Any other metric we might come up with for “colorfulness” will have this same problem as well. We can only rank flags by colorfulness against other flags with the same color count. So what’s the final answer? Well, not to be too much of a hippie here, but I think there can be multiple winners. At least there should be two categories: One for flags with crests, seals, or illustrations and another for flags comprised of solid shapes. In this case, we have our two winners. In the category of most colors for a flag with crests, seals, or illustrations the winner is . . .

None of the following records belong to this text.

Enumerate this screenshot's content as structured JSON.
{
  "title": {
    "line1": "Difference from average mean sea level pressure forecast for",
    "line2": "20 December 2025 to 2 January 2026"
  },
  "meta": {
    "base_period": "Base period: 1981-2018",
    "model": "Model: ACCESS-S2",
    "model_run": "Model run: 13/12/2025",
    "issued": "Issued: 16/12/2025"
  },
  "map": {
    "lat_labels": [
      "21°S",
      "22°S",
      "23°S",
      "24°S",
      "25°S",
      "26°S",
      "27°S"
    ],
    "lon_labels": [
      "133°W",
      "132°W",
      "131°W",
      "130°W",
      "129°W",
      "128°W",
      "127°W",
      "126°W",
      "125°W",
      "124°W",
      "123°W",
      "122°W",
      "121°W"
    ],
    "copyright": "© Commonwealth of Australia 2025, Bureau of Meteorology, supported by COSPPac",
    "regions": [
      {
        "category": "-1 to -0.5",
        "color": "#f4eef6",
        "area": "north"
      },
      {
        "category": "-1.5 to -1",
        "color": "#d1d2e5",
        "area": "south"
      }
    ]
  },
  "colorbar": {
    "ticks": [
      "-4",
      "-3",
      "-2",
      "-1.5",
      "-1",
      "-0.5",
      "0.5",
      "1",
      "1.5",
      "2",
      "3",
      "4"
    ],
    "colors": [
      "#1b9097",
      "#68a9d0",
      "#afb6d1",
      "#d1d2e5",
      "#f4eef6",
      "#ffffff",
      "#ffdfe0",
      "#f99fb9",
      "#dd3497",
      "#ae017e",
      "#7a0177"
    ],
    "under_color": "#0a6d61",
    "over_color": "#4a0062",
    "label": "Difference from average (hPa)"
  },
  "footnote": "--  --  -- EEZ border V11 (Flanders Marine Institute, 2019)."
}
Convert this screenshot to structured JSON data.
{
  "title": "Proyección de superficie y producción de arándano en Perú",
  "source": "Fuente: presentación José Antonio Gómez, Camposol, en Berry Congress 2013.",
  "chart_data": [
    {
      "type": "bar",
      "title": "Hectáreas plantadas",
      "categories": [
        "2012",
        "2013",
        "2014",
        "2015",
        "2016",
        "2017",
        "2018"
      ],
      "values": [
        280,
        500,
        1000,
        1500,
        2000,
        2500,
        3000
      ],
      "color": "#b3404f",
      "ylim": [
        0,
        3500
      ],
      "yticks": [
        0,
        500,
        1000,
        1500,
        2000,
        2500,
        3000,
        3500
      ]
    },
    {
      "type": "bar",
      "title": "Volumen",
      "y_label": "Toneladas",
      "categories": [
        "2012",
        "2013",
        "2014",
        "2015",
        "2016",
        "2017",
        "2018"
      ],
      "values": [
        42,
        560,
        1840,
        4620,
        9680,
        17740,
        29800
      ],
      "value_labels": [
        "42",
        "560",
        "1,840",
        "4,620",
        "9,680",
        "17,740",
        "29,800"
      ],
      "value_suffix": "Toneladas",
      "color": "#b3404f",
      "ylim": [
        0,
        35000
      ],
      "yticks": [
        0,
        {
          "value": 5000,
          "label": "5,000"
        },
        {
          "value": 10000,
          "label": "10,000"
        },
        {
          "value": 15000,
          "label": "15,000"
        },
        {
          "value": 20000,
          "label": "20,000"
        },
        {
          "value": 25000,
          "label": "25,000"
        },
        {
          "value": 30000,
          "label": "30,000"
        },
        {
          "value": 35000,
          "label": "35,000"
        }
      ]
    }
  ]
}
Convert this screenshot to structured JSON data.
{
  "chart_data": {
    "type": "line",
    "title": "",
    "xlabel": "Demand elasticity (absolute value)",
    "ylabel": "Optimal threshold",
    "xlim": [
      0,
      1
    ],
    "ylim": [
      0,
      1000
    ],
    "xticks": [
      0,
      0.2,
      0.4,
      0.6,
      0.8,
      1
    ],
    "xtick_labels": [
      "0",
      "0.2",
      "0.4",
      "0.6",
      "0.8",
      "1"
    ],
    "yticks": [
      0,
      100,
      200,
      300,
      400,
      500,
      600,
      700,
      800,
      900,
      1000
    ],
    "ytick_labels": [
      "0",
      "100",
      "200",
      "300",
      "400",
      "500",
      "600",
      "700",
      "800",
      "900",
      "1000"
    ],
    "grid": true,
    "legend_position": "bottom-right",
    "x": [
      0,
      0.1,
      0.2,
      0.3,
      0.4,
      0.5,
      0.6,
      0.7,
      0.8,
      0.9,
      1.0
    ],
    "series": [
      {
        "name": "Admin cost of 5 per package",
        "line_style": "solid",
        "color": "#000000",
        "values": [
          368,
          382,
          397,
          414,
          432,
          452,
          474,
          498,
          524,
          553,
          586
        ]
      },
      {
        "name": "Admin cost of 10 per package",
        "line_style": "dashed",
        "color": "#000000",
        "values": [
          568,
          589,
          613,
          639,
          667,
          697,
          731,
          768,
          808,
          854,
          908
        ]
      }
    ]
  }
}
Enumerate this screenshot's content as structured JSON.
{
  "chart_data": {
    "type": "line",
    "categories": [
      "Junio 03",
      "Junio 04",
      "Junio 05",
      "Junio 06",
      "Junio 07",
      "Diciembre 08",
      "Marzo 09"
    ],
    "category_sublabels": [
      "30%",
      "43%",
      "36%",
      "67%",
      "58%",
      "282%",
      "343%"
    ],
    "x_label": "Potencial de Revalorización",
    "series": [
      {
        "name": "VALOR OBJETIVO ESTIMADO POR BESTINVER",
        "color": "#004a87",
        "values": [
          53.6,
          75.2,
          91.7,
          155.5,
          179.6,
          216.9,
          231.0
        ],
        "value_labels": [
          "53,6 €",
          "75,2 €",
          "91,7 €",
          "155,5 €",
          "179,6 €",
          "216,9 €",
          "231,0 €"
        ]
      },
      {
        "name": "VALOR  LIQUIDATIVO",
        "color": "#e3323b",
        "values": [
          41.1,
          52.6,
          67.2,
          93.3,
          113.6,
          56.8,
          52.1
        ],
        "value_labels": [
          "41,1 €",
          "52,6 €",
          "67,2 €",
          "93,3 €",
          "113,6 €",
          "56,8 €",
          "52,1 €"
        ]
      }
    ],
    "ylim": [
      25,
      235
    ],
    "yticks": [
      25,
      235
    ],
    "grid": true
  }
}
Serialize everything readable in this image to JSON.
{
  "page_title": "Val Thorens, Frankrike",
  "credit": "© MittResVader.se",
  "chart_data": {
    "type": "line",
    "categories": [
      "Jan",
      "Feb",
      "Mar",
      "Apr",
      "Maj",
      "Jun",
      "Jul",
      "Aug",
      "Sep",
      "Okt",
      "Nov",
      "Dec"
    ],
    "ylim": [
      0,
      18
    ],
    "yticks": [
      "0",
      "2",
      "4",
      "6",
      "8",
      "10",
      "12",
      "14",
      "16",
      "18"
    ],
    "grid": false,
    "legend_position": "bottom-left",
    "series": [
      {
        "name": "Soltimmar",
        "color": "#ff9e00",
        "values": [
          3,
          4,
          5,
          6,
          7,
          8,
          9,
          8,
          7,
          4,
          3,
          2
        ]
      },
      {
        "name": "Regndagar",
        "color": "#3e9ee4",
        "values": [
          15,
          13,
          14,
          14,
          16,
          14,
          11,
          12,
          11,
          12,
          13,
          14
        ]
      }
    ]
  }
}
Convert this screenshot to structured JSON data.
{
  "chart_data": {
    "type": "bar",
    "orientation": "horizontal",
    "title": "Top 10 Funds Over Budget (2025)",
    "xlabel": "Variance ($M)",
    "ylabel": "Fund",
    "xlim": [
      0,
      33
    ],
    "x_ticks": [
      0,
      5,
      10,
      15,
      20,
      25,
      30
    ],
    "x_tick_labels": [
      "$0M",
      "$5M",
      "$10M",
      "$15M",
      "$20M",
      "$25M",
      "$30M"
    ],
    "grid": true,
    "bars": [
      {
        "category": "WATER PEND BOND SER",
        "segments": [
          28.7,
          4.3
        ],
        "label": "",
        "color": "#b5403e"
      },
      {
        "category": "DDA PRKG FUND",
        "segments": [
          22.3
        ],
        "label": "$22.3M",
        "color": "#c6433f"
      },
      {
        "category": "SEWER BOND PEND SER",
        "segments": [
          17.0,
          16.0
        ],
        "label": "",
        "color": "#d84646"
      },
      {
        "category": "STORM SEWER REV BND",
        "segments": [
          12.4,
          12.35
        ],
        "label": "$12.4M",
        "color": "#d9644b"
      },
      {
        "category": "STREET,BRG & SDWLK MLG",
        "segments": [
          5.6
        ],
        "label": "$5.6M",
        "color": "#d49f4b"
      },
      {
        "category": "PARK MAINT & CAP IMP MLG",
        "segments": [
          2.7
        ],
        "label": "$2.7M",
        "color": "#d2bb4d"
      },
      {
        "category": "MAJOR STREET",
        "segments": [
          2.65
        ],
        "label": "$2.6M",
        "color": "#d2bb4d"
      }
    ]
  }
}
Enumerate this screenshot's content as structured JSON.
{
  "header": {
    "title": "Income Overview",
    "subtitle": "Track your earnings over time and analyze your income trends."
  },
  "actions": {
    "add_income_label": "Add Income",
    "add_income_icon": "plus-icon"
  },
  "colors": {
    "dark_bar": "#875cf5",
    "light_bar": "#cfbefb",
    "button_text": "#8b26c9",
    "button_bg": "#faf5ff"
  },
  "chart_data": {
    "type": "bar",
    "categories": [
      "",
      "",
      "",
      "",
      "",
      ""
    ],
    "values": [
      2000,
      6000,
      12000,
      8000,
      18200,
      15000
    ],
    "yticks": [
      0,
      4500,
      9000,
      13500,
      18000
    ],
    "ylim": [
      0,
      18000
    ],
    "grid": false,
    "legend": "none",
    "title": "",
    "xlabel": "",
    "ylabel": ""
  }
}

And in the category of most colors for a flag comprised of solid shapes the winner is . . .
Personally, if this was an Oscars-style award show I would have the second category be the equivalent of best picture which makes South Africa our big winner.
I love using data to better understand complex problems. What I generally find, though, and this was especially true here, is that data begs us to rephrase our initial question and use more exact language. It can be frustrating and grating. And as we iterate on our original question, refining it and making it more exact, we have to also make sure we aren’t losing the spirit of the initial query. It’s a give and take, a push and pull, an art and a science and a struggle to align cold, hard logic with the line of thinking and intelligence that our collective brains have evolved to rally around. This might be what I love most about working with data.